Somerville’s Planting 575 New Trees This Month
It’s part of a big push to bring 2,000 new trees to the city’s sidewalks by 2015.
Residents won’t have to travel to a nearby park in order to enjoy the foliage in Somerville.
As part of a push to beautify the city’s sidewalks, and create an urban landscape that’s easy on the eyes, city officials announced they are in the midst of planting 575 new trees all around Somerville during the month of July.
“It’s a big project, it’s definitely going to be a big impact on the city,” said Rachel Kelly, Somerville’s Green Infrastructure Planner. “It’s been going quickly, they are moving pretty fast. It’s been great. One of the big reasons we wanted to do this was because of how important trees are to our health and our welfare. Somerville is surrounded by highways to a degree, and a big part of this is we need these because it’s a quality-of-life benefit.”

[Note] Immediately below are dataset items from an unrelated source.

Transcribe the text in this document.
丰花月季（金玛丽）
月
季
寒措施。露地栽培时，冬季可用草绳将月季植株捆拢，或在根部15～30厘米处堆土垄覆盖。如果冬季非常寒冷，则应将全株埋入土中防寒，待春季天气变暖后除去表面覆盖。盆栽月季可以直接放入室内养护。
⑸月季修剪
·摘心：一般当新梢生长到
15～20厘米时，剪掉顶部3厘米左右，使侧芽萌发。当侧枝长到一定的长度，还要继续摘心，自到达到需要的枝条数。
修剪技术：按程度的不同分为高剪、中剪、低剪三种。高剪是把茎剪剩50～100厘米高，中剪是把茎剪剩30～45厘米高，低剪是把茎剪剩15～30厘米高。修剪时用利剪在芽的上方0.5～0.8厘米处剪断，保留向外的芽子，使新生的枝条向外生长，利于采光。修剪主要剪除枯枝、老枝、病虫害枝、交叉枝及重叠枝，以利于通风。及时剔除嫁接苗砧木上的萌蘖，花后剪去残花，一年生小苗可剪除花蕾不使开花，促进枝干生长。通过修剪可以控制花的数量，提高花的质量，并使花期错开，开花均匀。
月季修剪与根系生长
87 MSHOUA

The “plant blitzing,” which started in 2011 after the city’s Urban Forest Initiative conducted an extensive tree inventory, will bring the total number of trees recently planted on Somerville’s streets up to 1,000. The goal of the entire project is to double the work that has already been completed, adding 2,000 new trees to various neighborhoods citywide by 2015, officials said. The installations are being funded by $75,000 in annual federal grants, with additional support from the city’s budget.
Workers have been preparing for the plantings, working from the West side of the city toward the East, by digging into the sidewalk’s concrete, and marking the spots with two pieces of wood tied together by yellow caution tape.
Denise Taylor, director of communications and community engagement, said the unsightly markings have caused a lot of confusion for residents, and the city has been fielding inquiries about the sites where the crumbling walkways have been jackhammered to make room for the new trees. “We have had a lot of people asking about this,” she said of the areas where the sidewalk has been disturbed. “They have caused lots of confusion and curiosity and excitement.”
With most of the “pits” dug up, workers will return to the sites with a backhoe and tree, lifting up the entire slab before Central Nurseries, the company leading the installations, puts the trees into the ground.
Kelly said the trees are under a care and warranty plan for the next three years, so during that time Central Nurseries will be keeping an inventory of the project’s progress, and tending to the watering in the summers. If the tree dies or takes on a disease, they will have to replace it. “They are maintained, and once they are in we know that they are going to be watered,” said Kelly. “It gives them time to get established. They can really take root and thrive.”
A total of twelve species of trees will be planted over the course of the month, including red maple, silver linden, and sweetgum. Taylor said the trees won’t only make the city more vibrant, but they will also bring shade and energy savings to houses nearby.
Trees in urban settings have also been credited with helping slow down drivers weaving through city streets. “There are all kinds of beneficial aspects beside the fact that they are pretty,” she said. “They calm traffic. Streets with trees that drivers are on tend to make them drive more slowly. It’s an interesting phenomenon. It helps, especially on side streets.”